Getsy is originally from Chenango Forks, New York. He first moved to Chicago in 1995 for graduate school at Northwestern ( where he received his Ph.D. ), and then moved to London in 1999. He moved back to Chicago in 2005. He lives in the Noble Square neighborhood with his partner.
A gay man writing about trans issue?
Yes, he said without hesitation. "I see the legal and social oppression faced by trans individuals as one of the most important and urgent arenas for activism today," he said. "In the world of art, museums, and scholarship, I can contribute to the conversation about the politics of gender by compelling people to ask different questions about gender's multiplicities and mutabilities across the history of art. There is a lot more work to be done, and there are histories of trans artists to be recovered and written. This book argues that such revisions are not marginal to the canonical history of art but rather are reflected in its central debates."

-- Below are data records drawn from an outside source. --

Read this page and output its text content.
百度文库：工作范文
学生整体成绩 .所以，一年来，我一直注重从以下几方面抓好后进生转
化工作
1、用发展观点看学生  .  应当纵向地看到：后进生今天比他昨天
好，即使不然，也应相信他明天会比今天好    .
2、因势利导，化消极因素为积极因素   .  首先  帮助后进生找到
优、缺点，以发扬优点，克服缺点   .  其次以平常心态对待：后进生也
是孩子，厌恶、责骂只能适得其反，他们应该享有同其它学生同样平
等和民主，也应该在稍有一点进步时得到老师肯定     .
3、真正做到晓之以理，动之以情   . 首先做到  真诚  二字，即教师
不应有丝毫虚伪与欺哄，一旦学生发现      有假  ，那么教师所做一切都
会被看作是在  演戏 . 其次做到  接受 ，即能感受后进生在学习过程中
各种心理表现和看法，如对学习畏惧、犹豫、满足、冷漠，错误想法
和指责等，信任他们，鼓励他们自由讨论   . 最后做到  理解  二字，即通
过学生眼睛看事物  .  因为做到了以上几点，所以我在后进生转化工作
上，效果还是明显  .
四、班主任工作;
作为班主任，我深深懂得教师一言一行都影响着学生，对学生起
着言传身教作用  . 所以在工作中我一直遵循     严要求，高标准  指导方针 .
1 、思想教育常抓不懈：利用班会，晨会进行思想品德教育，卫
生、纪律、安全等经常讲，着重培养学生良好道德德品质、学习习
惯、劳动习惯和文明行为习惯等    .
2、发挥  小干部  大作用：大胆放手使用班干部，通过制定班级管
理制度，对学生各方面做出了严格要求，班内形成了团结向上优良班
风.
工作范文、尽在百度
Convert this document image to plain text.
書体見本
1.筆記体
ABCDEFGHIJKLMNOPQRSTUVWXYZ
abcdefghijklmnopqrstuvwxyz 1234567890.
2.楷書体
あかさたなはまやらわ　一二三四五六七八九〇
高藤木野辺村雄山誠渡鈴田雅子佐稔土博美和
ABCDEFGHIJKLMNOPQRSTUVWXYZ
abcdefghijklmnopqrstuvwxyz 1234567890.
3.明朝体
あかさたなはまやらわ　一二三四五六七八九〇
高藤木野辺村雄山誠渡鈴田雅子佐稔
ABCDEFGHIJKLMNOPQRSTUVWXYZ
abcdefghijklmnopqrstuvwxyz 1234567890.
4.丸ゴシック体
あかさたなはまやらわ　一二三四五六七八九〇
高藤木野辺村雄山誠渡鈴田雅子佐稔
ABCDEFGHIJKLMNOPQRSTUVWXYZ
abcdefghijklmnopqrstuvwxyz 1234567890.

Getsy also has been active bringing transgender artists and scholars to Chicago to lecture for the past few years, and he has worked to support the field of transgender studies scholarship. He co-edited a special issue for the inaugural year of the academic journal TSQ: Transgender Studies Quarterly in 2014.
"I feel strongly that queer politics must face its own conflicted history of the appropriation and erasure of trans history and advocate strongly for the distinct importance of gender self-determination in legal, political, and social arenas," he said. "Queer politics can't just be about sexuality; it also has to be about gender and race since it is along these multiple axes of legal and social struggle that resistance and self-determination must be defended and cultivated."
Getsy also this year published another book, Queer, that features a collection of over 80 global artists' writings on queer practices ( MIT Press 2016 ).
Getsy is launching his queer artists' anthology at the Center on Halsted on April 15, featuring a conversation with Omar Kholeif, contributor and senior curator at the Museum of Contemporary Art. Plus, Getsy is part of a public conversation about "Outing Queer Fluxus" and the 1970s, scheduled for April 20 at the Block Museum.